His vice, for this particular moment, lent only one benefit: Just weeks into his first spring training with the Washington Nationals, Olsen already had discovered his own private smoking nook, tucked just outside the right field corner at Space Coast Stadium. His teammates, less than an hour from their 1 p.m. exhibition game on Tuesday, clustered in the clubhouse. But Olsen sat outside in an unattended golf cart, legs up on the glass windshield, puffing away and telling the story of old bad habits.
A major league baseball player is like a kid in high school looking for the perfect smoking spot. At my high school kids would either go into the bathroom or walk across the street off of school property to light up. Or when we would go to lunch, they would light up then.
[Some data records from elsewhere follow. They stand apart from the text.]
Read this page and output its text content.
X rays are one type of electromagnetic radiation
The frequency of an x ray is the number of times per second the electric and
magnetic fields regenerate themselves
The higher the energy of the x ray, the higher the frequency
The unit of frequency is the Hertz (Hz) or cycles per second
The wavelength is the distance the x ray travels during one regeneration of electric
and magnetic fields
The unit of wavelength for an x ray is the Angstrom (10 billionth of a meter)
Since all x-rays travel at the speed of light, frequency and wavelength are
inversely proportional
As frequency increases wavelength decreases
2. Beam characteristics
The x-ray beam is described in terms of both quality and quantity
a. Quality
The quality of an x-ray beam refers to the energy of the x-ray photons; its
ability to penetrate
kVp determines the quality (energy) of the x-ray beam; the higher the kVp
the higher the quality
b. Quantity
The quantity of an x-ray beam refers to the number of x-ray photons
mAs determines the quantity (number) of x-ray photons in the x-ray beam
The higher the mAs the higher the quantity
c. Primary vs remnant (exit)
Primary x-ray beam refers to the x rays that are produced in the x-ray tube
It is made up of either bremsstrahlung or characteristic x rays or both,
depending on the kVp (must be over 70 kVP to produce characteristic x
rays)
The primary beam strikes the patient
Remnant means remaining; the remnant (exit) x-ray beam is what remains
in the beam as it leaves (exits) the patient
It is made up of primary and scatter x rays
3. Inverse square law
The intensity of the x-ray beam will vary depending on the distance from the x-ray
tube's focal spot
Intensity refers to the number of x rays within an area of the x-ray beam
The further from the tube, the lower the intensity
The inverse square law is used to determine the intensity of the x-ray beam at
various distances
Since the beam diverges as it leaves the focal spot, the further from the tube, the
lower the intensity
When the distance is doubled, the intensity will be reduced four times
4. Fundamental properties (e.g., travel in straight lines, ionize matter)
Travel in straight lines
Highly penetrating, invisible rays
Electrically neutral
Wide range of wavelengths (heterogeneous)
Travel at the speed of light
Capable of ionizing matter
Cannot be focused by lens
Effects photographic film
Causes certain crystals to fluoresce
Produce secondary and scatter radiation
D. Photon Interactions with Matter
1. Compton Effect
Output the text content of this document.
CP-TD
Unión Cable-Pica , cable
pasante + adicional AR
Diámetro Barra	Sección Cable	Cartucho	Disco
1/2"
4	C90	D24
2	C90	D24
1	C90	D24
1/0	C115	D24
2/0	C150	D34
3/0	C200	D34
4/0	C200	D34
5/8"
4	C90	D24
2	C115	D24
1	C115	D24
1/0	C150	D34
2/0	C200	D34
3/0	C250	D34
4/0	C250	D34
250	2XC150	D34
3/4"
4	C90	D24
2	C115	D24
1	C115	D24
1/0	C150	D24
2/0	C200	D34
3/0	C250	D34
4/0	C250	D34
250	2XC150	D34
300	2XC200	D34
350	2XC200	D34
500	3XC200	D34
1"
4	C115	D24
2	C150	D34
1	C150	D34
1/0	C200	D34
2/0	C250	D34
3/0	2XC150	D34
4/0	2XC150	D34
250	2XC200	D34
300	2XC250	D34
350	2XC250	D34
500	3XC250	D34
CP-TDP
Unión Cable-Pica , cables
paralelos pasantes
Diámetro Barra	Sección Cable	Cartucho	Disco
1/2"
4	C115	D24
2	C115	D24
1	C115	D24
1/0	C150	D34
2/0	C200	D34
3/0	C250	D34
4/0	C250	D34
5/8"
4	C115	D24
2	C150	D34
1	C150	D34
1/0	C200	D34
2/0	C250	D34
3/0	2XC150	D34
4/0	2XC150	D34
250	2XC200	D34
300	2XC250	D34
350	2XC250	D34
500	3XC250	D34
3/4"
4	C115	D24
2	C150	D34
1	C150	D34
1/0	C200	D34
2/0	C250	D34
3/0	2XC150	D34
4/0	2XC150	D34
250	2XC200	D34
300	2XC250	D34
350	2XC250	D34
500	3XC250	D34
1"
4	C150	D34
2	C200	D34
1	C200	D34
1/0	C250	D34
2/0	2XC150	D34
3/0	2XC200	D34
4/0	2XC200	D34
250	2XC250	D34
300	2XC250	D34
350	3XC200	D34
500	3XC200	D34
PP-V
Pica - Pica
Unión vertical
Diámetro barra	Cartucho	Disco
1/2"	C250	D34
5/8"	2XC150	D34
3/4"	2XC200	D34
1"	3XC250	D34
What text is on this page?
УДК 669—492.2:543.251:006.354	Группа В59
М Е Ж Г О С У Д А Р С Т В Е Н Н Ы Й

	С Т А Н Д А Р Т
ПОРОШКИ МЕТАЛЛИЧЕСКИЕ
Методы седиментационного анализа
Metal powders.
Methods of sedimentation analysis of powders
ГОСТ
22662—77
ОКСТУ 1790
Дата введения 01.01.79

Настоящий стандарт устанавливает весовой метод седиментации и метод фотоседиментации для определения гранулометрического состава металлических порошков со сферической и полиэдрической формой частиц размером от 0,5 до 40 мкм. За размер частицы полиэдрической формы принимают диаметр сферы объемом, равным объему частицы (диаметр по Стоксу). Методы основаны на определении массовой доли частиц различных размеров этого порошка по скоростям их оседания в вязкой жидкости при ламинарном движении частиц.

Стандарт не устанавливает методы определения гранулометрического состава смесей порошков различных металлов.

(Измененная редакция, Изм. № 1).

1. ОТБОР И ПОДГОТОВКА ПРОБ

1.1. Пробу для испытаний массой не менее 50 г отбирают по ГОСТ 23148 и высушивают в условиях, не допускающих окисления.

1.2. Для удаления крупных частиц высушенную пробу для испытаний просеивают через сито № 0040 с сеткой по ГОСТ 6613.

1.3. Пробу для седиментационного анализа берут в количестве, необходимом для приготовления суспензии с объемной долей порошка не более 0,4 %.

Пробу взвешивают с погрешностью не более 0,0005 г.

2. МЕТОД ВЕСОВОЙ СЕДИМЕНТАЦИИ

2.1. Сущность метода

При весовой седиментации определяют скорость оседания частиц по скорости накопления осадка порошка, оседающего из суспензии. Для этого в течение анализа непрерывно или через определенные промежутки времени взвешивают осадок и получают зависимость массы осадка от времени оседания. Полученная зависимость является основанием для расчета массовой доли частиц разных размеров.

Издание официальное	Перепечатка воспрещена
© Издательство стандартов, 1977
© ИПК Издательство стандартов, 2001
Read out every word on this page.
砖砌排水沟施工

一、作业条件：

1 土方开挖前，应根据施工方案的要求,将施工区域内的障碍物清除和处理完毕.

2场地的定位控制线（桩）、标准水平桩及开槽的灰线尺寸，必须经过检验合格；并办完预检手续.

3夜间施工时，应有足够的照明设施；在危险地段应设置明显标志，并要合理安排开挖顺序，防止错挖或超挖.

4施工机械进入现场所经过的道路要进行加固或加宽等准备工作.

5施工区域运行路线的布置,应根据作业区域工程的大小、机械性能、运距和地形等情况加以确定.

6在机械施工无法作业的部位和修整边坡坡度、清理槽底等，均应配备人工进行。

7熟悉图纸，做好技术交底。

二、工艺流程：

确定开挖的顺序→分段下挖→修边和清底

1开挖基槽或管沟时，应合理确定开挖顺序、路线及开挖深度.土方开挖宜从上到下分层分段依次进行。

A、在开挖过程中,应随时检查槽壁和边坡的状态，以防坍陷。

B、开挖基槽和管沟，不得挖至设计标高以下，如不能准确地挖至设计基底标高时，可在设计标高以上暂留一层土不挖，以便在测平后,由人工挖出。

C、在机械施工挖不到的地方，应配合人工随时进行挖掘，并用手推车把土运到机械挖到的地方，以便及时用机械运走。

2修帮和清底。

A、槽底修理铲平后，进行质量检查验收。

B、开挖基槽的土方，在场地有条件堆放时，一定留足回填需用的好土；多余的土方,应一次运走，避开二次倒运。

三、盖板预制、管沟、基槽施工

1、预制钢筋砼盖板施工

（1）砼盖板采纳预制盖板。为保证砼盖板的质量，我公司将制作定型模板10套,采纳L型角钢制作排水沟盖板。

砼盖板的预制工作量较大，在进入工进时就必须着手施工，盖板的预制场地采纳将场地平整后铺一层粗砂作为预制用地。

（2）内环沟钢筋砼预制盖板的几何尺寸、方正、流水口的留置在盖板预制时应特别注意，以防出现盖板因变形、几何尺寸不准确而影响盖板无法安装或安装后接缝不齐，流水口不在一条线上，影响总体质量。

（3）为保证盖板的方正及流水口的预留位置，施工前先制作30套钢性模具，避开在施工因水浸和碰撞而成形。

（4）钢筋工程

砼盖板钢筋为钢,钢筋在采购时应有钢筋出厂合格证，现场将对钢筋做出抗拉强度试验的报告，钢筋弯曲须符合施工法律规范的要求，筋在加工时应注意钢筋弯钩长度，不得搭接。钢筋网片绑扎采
But a major leagueer has to sneak away for a smoke break?
Olson's pension for chain smoking once got him in trouble with the umpires.
Olson's pension for chain smoking once got him in trouble with the umpires.
"But the situation was, [umpire] Joe West was behind the plate, and he's kind of a stickler for certain things and likes rules. We get eight warmup pitches per inning, so I threw five, and he said, 'One more.' So I threw more, and he didn't like that and I said something to him, he said something to me, and as I get off the field, Girardi walks over.
"He didn't even yell. He looked at me, crossed his arms, and asked, 'What happened?' I said, 'That guy over there, he didn't give me my eight pitches, and I'm [freaking] pissed.' I understand he's the umpire, don't piss him off, blah blah blah, but I'm like, I get eight pitches whether I'm a rookie or a 20-year guy. It's a rule. And I told him that. He said, 'Okay, just don't show up the umpire.' It's not a big deal. People see it on TV, they see Girardi grabbing my jersey, and they think, '[Expletive], he [messed] up again. Yeah, but not like you think I [messed] up."
Dude didn't even take all of his warmup pitches just for he could light up between innings. I love his excuse for when he will quite.
He tried to quit on his 25th birthday, in January, but that didn't work. Now he's thinking he'll give up the habit only when his girlfriend gets pregnant.
"I just have to get motivated," Olsen said.
You have to love a professional athlete who smokes. These are the people who are suppose to keep their bodies in perfect shape. Not Olson, he likes to pollute his lungs with smoke.
Hell if the President of the United States can smoke, why can't Olson? I guess it's better than planting your face in a bong, like Michael Phelps.